Working Diagnosis:
Facioscapulohumeral dystrophy 1 (FSHD1)
Treatment:
Referral was placed to Orthopedics and Rehabilitation for strengthening exercises given his desire to maintain an active lifestyle. He continues to follow up in clinic with us, maintaining a positive outlook and motivation to use exercise (swimming) to manage his diabetes.
Outcome:
Our patient was counseled that FSHD is a slowly progressive neuromuscular disorder causing his worsening symptoms. The autosomal dominant pattern of inheritance of FSHD was discussed such that each future child has a 50% risk of inheriting the causal alleles. He was informed of the possibility of eventually becoming wheelchair bound. The couple underwent genetic counseling in the context of family planning and relatives were encouraged to pursue presymptomatic genetic testing.
Author's Comments:
Our patient is a 35 year-old diabetic male with a rare alleleic combination believed to beget a late onset, relatively mild clinical form of FSHD. FSHD is the third most common hereditary disease and a highly variable disorder that classically presents with asymmetric muscular weakness in the second decade (90% of patients have symptoms by age 20), although can manifest at any point from infancy to adult life.
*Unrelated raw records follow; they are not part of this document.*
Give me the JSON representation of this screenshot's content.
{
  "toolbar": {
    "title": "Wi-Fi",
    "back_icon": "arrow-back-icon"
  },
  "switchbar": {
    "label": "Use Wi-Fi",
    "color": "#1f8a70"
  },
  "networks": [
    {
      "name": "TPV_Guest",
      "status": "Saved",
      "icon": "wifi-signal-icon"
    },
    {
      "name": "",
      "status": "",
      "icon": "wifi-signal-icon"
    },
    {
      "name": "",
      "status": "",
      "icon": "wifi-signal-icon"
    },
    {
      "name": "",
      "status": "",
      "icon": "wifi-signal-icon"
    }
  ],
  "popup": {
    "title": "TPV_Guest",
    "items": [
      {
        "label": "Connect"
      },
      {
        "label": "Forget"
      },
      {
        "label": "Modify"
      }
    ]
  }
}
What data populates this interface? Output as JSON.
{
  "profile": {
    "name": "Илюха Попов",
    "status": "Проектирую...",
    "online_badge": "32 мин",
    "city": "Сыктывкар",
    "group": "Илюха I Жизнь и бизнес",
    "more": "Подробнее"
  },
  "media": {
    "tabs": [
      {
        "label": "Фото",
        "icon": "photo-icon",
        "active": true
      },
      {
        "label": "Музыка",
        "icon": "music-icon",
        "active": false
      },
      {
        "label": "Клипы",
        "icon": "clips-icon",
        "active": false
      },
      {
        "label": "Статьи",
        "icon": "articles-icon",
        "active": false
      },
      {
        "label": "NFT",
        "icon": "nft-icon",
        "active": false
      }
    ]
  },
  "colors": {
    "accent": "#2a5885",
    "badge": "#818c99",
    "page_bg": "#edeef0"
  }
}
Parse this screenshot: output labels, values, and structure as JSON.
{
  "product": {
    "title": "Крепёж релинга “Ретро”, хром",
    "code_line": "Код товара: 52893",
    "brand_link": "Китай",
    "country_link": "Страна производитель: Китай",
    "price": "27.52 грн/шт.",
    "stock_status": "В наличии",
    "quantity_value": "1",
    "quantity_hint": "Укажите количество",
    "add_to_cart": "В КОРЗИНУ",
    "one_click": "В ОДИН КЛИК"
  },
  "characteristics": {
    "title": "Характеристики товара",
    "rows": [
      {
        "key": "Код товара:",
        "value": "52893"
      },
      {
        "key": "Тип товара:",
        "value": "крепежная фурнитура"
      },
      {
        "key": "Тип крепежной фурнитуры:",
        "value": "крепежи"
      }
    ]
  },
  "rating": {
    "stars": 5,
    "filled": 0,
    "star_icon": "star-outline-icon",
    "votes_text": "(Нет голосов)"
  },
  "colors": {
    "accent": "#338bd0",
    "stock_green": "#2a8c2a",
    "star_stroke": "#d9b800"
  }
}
Typical phenotypic features include atrophy and resultant weakness of facial musculature with bulbar sparing, scapular stabilizers, and proximal shoulder girdle muscles as befittingly encompassed in the name facio-scapulo-humeral dystrophy. Ultimately, we believe his case is worth reviewing as it is important to maintain a high suspicion of this diagnosis despite an atypical clinical presentation of classic features.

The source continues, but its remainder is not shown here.